Así, entreteniéndonos tanto con el Padre como con el Hijo, alcanzamos la feliz paradoja de la vida sobrenatural:
Niño, con Dios: y, por serlo, hombre muy viril en todo lo demás (SAN JOSEMARÍA). Cada día más niños, es decir, más sencillos, descomplicados, conscientes de la propia indigencia y de la inmensa grandeza de nuestro Padre Dios. Y, a la vez, más fuertes por dentro, más sabios, con la fortaleza y sabiduría de Cristo, perfecto Dios y perfecto Hombre. La madurez -edad perfecta- coincide aquí con la infancia espiritual.

Hay una conjunción maravillosa en la labor de las tres Personas divinas. ¿Quién nos da a conocer al Padre? El Hijo, porque
nadie conoce al Hijo sino el Padre, si nadie conoce al Padre sino el Hijo y aquél a quien el Hijo quiera revelarlo ( Mt 11, 27).

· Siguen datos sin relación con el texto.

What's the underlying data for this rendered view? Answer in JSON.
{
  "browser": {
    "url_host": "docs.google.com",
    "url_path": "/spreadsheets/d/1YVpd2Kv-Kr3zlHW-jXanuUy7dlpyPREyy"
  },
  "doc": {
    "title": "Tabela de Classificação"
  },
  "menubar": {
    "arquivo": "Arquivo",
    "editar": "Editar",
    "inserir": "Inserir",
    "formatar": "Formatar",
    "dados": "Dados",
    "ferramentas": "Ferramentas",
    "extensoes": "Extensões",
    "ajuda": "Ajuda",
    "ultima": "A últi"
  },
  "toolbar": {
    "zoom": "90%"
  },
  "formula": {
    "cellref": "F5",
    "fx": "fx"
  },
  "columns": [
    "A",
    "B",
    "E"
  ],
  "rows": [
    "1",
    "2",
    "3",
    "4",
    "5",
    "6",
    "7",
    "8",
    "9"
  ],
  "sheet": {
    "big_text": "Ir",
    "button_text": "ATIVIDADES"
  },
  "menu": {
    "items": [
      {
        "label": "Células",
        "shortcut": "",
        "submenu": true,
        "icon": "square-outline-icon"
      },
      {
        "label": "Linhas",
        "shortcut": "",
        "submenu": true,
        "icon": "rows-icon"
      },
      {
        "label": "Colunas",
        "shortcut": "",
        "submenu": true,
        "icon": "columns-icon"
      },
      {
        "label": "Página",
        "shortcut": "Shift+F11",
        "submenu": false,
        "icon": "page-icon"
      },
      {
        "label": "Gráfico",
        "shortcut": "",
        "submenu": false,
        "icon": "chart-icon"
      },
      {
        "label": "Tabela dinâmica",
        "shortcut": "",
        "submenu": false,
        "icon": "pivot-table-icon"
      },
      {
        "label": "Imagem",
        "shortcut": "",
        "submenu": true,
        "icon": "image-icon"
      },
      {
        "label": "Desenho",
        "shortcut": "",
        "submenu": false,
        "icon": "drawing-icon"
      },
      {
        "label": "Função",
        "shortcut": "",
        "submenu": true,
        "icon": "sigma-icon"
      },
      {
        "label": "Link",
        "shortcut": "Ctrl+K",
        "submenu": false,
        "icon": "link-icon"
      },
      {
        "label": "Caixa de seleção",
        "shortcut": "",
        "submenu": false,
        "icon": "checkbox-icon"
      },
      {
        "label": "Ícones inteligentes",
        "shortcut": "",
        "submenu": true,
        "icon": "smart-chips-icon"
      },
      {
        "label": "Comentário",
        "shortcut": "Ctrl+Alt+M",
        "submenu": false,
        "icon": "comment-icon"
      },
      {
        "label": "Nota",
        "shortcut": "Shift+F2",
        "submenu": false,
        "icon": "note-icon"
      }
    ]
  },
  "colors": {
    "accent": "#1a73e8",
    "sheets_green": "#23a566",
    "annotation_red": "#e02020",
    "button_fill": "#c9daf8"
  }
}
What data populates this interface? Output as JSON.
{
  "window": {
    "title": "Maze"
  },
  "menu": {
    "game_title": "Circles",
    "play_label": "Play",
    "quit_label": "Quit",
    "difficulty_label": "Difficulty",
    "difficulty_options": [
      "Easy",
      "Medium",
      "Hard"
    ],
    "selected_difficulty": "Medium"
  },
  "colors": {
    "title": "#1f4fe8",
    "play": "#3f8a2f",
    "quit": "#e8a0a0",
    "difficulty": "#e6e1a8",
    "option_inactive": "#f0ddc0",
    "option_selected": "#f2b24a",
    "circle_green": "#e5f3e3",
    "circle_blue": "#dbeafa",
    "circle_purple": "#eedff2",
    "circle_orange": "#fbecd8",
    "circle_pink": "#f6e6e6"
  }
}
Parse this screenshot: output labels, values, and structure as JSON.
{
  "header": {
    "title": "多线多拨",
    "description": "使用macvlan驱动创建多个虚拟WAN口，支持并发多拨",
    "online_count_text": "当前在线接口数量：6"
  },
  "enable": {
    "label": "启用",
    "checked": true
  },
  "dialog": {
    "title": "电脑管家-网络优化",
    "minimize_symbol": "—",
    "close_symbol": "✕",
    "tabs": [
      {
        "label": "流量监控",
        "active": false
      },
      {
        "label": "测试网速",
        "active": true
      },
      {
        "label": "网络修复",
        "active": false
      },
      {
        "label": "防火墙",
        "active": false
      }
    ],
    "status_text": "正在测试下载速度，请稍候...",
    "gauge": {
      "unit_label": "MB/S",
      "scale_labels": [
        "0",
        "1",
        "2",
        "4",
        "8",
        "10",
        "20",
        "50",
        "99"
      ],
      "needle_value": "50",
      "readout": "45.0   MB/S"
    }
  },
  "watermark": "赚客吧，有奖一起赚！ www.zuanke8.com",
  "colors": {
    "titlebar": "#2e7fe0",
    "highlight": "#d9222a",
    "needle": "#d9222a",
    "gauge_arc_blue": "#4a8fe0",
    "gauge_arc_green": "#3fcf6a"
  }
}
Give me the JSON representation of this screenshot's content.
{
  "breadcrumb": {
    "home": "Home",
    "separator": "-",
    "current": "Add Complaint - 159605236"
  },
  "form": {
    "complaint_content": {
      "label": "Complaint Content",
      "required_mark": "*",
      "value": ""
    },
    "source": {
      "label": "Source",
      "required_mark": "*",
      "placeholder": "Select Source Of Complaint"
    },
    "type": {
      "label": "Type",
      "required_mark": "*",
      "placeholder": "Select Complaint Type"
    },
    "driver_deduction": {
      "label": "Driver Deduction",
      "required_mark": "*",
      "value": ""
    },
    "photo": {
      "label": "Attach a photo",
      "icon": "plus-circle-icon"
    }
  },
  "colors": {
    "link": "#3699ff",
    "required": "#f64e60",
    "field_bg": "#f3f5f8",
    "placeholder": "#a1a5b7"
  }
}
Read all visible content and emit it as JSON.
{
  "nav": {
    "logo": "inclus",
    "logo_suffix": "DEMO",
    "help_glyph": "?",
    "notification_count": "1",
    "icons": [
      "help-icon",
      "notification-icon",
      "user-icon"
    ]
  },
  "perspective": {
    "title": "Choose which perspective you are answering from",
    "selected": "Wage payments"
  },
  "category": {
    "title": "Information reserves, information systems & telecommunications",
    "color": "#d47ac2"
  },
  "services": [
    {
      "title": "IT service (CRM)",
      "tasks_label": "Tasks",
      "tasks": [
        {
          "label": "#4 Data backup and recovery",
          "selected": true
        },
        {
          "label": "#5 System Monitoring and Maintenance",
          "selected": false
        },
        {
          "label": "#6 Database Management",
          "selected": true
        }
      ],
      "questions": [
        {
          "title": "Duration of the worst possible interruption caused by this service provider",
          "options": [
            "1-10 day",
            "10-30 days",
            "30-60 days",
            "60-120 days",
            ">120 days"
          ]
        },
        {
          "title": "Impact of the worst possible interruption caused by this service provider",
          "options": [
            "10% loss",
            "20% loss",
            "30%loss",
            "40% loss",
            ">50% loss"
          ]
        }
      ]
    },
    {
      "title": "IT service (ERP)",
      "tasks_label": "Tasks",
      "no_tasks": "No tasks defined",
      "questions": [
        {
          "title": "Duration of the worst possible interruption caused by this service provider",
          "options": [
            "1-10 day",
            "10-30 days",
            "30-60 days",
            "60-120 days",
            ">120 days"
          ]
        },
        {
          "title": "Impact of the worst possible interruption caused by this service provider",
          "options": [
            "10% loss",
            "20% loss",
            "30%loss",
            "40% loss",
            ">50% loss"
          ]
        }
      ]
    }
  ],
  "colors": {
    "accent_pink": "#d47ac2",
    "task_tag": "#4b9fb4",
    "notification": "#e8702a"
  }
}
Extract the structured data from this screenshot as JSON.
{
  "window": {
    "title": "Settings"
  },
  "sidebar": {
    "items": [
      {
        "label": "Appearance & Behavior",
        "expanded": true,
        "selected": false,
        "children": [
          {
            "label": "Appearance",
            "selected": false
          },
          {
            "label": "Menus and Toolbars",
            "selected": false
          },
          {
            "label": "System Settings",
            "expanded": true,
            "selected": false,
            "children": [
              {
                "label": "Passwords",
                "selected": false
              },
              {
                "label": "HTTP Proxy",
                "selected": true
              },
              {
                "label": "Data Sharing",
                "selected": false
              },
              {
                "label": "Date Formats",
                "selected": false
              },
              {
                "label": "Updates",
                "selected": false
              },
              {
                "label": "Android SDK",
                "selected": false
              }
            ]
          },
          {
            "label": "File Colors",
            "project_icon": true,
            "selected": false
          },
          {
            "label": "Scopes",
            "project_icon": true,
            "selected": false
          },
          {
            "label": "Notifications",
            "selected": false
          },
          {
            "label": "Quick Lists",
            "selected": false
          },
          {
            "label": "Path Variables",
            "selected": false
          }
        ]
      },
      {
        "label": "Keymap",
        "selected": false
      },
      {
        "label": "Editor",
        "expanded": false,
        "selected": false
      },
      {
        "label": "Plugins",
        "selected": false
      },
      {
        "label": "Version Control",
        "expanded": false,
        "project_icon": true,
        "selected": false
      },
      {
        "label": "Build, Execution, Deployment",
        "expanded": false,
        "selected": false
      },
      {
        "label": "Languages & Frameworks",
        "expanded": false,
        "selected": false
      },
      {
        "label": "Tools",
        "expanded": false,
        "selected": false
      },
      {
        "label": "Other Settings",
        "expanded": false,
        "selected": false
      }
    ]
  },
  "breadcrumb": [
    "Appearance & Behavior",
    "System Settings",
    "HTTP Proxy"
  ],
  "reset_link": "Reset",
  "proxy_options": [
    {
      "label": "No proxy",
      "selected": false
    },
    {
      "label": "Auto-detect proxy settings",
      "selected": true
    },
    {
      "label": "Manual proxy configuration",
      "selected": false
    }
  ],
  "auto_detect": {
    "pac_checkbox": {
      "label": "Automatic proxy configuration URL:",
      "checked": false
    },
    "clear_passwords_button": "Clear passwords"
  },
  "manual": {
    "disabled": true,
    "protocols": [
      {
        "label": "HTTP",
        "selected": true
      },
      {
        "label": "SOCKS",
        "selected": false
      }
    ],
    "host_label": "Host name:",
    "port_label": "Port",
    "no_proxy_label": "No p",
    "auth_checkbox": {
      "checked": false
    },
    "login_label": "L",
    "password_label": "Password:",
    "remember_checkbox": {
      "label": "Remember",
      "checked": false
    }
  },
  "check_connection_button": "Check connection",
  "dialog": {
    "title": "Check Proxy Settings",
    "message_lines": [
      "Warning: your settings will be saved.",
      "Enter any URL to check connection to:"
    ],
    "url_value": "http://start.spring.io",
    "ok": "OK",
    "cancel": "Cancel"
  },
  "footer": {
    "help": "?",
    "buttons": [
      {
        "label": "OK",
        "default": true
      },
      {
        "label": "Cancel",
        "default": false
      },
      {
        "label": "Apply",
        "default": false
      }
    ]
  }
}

¿Y quién nos da a conocer al Hijo? El Espíritu Santo, con su acción callada:
Nadie puede decir que Jesús es Señor, si no es en el Espíritu Santo ( 1 Cor 12, 3). No se le ve, pero actúa desde la primera chispa de luz sobrenatural. El primer acto de fe es ya obra del Espíritu Santo, que desvela a Cristo Jesús como Dios-Hombre e imagen perfecta del Padre; y el Padre y el Hijo nos desvelan al Espíritu Santo, que de los dos procede, asentado en nuestros corazones, derramando Amor divino, y aclamando, en lo más hondo: Abbá! ¡Padre mío! (Gal 4, 6; Rom 8, 15).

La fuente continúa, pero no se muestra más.